Elles peuvent être :

  • Continuellement immergées (béton situé sous le niveau de la mer, même à marée basse), les bétons situés dans cette zone sont rarement l’objet de dégradations importantes ;
  • Alternativement émergées ou immergées en fonction du niveau de la mer (zones de marnage déterminées par les niveaux de marée haute et basse). Les bétons situés dans les zones de marnage sont soumis 2 fois par jour à des imprégnations d’eau de mer alternant avec un essorage et donc à des cycles humidification-dessication et ce sont donc les plus agressés ;
  • Soumises aux éclaboussures provoquées par les vagues. Ces zones de hauteur variable sont situées au dessus du niveau de l’eau à marée haute ;
  • Continuellement émergées, donc sans contact direct avec le milieu marin, mais soumises aux embruns et brouillards marins contenant des chlorures. Les bétons situés dans cette zone peuvent subir de légères agressions ; pour les bétons de structure, la norme NF EN 206/CN étend cette zone jusqu’à 1 km de la côte ;
  • Soumises à l’air véhiculant du sel marin uniquement.

La salinité des mers ou des océans peut être très variable de quelques grammes par litre à plus de 200 g/l. La salinité des grands océans est de l’ordre de 35 g/l.

Composition moyenne d’un litre d’eau de mer :

NaCl 27,20 g
MgCl23,80 g
MgSO41,65 g
CaSO41,25 g
Na2SO40,85 g
soit au total 35 g.

Le principal sel dissous dans l’eau de mer est le chlorure de sodium, puis viennent le chlorure de magnésium et les sulfates.

Indépendamment de leurs caractéristiques propres, la résistance des bétons est donc variable en fonction du type d’exposition au milieu marin et du degré d’immersion.

Les divers chlorures dissous dans l’eau de mer, en particulier les chlorures de magnésium (MgCl2) et les chlorures de calcium (CaCl2) génèrent des réactions chimiques agressives pour les bétons qui se traduisent par une dissolution de la chaux et une précipitation d’ettringite (cristallisation de sels expansifs, décalcification, précipitation de composés insolubles, attaques ioniques, dissolution de la portlandite, etc.).

L’action du chlorure de sodium sur la matrice cimentaire est double :

  • Consommation des ions calcium de la portlandite et des CSH, par formation de chlorure de calcium soluble ;
  • Formation de monochloroaluminate de calcium par réaction des chlorures de calcium avec l’aluminate tricalciques et les aluminates hydratés.

Les solutions de sulfate de magnésium sont plus agressives vis-à-vis du béton que les solutions de sulfate de sodium.
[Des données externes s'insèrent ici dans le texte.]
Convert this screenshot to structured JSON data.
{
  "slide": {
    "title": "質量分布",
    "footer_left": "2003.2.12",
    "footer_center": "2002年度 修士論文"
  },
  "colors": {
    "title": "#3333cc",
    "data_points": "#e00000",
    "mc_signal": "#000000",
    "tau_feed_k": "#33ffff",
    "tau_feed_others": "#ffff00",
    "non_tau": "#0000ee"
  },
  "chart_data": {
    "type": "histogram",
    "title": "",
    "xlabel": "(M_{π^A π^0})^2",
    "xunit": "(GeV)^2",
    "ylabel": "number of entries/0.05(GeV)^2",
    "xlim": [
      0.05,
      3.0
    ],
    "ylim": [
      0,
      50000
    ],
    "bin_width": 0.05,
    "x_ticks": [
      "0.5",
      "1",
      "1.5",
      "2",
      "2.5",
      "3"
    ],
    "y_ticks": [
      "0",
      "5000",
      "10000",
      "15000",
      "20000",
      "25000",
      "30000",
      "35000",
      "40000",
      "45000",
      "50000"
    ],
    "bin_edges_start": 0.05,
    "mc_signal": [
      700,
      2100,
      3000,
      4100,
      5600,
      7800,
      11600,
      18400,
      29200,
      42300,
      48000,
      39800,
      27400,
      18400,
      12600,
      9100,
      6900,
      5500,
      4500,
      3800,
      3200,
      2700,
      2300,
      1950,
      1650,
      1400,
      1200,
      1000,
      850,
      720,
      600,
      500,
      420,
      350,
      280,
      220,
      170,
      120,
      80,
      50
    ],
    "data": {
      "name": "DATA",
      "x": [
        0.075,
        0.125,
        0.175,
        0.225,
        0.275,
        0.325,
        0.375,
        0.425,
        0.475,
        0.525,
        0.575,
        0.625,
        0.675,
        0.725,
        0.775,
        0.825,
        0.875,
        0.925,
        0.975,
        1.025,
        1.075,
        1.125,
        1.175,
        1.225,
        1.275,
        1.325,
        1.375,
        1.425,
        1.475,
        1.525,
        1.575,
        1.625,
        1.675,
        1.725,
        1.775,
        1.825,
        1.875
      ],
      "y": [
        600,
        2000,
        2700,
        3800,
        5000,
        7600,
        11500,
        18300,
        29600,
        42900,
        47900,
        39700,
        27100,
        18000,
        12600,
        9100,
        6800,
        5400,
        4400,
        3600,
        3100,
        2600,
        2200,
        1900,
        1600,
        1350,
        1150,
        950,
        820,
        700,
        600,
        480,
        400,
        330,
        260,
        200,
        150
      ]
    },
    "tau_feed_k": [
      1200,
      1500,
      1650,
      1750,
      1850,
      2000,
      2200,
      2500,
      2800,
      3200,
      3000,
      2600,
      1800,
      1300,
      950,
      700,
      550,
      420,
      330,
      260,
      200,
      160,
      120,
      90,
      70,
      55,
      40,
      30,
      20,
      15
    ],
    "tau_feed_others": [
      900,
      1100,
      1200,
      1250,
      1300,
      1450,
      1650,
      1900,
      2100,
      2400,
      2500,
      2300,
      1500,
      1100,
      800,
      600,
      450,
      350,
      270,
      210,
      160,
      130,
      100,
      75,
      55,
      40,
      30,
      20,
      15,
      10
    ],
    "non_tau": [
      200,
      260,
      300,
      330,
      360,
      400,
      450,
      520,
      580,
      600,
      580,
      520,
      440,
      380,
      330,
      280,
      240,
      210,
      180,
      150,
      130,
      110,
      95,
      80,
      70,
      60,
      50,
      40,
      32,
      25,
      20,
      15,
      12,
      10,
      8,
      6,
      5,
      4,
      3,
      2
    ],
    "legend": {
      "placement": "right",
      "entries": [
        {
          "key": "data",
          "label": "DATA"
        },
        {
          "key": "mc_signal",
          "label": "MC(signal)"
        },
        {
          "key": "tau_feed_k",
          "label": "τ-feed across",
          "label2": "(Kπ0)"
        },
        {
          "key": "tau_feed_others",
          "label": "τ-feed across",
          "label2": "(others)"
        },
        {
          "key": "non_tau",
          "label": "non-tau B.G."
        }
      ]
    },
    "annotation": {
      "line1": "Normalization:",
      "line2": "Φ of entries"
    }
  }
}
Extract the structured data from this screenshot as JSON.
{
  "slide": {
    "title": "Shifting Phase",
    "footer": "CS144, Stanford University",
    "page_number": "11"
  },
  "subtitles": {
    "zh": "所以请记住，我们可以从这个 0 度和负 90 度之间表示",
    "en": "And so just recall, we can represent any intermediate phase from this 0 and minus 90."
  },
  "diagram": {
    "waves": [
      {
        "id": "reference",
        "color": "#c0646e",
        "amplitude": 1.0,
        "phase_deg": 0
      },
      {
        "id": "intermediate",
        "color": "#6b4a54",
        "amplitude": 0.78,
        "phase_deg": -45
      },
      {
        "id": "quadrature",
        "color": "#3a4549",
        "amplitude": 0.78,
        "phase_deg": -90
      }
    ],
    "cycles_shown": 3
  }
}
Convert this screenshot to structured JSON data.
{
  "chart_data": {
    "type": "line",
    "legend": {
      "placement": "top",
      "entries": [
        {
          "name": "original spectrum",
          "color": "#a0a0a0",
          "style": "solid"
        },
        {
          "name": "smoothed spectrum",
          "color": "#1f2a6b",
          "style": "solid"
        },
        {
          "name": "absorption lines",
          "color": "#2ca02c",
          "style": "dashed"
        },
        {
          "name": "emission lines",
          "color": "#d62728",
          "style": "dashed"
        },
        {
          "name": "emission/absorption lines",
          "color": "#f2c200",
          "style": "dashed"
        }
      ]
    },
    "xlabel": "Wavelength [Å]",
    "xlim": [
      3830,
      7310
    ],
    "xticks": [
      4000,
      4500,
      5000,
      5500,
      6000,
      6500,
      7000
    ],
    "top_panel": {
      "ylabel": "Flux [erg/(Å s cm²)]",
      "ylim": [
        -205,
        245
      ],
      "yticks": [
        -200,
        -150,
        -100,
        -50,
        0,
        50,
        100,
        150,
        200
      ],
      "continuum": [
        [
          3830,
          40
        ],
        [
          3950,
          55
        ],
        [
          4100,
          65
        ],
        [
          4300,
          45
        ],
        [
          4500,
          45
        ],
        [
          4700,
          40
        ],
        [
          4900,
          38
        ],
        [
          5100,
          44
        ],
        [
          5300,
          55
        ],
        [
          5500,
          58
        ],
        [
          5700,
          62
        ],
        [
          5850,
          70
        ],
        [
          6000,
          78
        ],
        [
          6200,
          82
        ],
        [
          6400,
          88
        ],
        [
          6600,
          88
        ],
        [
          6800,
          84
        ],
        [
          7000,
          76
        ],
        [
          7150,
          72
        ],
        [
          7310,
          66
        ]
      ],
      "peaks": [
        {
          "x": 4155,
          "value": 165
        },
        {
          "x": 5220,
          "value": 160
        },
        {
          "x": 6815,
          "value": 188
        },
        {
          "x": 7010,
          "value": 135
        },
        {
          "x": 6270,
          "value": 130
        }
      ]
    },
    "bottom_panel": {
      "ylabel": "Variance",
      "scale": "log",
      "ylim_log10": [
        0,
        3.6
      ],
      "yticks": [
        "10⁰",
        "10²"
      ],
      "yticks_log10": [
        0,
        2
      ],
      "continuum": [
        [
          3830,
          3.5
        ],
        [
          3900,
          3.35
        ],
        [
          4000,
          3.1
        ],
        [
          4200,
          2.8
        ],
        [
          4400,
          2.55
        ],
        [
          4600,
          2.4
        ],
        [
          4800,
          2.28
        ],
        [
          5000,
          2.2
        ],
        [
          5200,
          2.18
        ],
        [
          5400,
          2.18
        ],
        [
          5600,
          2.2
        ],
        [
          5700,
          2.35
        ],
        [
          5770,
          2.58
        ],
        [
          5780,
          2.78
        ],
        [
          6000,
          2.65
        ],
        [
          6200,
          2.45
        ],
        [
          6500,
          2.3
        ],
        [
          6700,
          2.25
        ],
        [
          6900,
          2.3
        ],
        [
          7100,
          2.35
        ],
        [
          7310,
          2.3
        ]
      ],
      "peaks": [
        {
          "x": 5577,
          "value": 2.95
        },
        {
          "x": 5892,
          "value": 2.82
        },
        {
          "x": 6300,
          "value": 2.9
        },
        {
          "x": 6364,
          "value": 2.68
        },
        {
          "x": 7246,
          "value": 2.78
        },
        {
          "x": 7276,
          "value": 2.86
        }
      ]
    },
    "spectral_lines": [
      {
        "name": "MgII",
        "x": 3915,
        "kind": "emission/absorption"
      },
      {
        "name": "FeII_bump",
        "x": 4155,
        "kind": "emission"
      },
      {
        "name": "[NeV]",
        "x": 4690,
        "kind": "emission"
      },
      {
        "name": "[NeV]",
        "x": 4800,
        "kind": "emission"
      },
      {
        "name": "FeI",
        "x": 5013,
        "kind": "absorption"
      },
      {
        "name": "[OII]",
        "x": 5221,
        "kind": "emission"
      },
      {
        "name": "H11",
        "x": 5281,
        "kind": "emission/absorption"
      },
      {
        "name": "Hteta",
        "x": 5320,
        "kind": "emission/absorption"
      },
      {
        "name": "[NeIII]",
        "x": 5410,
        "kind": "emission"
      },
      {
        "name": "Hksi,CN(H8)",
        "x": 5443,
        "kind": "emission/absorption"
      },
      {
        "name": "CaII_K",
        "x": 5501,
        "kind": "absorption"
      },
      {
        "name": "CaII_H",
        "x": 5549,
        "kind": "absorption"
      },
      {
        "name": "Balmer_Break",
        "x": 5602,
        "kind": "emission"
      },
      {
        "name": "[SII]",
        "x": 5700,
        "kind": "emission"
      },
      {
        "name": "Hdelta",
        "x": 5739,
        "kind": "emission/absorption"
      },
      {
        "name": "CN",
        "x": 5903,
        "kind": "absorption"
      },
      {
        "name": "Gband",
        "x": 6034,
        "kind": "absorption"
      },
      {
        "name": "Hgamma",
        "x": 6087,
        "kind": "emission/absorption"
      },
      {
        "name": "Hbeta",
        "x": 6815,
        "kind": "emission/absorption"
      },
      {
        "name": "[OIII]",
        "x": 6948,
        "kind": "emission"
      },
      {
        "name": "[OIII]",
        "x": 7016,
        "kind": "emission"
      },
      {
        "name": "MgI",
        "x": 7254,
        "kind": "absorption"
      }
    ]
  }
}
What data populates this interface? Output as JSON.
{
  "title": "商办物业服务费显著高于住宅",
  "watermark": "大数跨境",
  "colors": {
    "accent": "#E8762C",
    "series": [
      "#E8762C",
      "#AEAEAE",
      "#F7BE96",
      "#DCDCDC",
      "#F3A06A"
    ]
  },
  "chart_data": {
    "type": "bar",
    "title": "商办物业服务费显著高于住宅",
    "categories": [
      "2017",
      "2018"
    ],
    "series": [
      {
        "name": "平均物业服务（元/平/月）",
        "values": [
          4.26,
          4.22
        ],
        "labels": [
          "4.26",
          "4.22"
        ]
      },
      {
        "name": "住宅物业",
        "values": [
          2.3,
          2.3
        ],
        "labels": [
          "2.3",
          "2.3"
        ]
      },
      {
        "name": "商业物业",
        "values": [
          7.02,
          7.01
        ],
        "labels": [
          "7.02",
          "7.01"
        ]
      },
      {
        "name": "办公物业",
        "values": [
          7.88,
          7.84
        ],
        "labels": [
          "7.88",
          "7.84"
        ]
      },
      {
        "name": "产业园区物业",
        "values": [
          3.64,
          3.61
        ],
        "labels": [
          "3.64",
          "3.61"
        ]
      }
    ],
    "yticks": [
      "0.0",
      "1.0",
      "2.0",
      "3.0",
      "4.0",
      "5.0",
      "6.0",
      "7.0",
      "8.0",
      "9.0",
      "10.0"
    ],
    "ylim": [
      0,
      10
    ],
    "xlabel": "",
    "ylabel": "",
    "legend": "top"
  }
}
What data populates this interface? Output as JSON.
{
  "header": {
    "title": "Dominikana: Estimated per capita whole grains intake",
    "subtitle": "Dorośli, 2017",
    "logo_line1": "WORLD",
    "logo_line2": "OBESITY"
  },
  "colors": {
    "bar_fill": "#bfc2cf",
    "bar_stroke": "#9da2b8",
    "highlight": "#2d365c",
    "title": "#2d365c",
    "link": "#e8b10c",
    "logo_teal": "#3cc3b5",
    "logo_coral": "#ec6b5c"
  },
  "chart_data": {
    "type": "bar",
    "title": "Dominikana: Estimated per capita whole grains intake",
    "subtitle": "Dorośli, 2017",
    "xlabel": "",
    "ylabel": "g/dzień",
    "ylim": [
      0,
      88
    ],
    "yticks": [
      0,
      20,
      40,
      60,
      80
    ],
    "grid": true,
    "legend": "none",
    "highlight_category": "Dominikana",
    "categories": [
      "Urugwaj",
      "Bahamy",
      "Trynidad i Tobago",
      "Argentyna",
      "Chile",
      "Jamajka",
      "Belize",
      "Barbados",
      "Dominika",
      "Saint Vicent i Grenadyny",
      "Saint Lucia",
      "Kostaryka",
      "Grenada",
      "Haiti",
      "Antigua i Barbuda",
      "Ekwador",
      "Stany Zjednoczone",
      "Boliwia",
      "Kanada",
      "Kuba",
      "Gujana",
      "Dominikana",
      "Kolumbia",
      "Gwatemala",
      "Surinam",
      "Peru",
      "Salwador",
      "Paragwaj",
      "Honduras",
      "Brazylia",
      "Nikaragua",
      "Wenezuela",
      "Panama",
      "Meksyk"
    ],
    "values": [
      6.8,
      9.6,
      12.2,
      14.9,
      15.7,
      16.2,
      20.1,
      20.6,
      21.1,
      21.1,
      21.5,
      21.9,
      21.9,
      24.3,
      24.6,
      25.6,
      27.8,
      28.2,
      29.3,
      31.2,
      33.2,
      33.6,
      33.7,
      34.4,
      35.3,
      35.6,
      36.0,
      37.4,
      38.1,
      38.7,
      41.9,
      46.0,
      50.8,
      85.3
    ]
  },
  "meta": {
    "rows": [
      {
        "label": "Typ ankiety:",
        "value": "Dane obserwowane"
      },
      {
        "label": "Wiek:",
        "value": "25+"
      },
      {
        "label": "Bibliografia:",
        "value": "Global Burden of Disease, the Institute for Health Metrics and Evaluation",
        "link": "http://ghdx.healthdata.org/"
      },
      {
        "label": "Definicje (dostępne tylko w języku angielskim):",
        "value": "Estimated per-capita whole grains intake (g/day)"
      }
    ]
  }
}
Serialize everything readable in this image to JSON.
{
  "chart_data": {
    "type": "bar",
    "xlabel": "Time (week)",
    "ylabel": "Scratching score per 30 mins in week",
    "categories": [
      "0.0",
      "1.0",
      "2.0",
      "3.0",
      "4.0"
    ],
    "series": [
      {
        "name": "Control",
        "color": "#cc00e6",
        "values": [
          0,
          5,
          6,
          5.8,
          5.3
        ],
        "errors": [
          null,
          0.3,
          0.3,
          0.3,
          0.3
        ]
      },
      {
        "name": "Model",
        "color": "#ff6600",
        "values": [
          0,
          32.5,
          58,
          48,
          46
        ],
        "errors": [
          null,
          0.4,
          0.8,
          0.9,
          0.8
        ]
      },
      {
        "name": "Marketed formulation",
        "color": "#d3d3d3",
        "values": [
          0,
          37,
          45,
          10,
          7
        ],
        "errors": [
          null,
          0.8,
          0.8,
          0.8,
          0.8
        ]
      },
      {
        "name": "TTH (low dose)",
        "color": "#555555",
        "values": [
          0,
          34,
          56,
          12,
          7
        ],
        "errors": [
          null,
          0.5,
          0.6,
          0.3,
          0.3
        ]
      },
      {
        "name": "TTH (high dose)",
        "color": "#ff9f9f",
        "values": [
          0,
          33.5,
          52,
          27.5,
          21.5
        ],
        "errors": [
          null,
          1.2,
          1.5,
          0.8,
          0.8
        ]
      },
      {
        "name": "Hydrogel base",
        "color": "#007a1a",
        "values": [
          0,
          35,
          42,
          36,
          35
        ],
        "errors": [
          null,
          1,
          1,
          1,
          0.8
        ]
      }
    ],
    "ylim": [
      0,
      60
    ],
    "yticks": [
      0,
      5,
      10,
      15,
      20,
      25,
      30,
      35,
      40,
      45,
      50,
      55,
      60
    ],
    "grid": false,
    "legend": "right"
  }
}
La portlandite présente dans les hydrates est attaquée par le sulfate de magnésium pour former dans le béton du gypse secondaire Ca SO4, 2H2O et de la brucite Mg (OH)2. Ce gypse secondaire se dissout en partie en augmentant la porosité du béton. Les ions Mg2+réagissent aussi avec les CSH.

La réaction avec l’aluminate de calcium hydraté provenant du C3A forme de l’ettringite C3A, 3Ca SO4, 32 H2O. Cette ettringite cristallise avec une augmentation de volume  importante d’où l’apparition de fissures qui accélèrent le mécanisme de destruction. 

Le chlorure de magnésium MgCl2 est le chlorure le plus agressif. Il réagit avec la portlandite pour donner du chlorure de calcium CaCl2en partie soluble  qui augmente la porosité du béton. L’autre partie réagit avec l’aluminate de chaux hydraté pour former des chloroaluminates 3CaO, Al2O3, Ca Cl2, 10 H2O (sel de Friedel). Ce sel, également expansif, entraîne la fissuration du béton.

Les ions CO2,en présence de silice active, transforment l’ettringite en thaumasite Ca CO3, Ca SO4, Ca SiO4, 15H2O , ce qui entraîne des risques d’expansion et fissuration. Dans certains cas particuliers, la teneur en CO2peut être élevée et l’eau de mer devient alors très agressive. Ceci se produit dans les eaux d’estuaires ou de baies fermées où l’accumulation de matières organiques entraîne une concentration plus forte en CO2.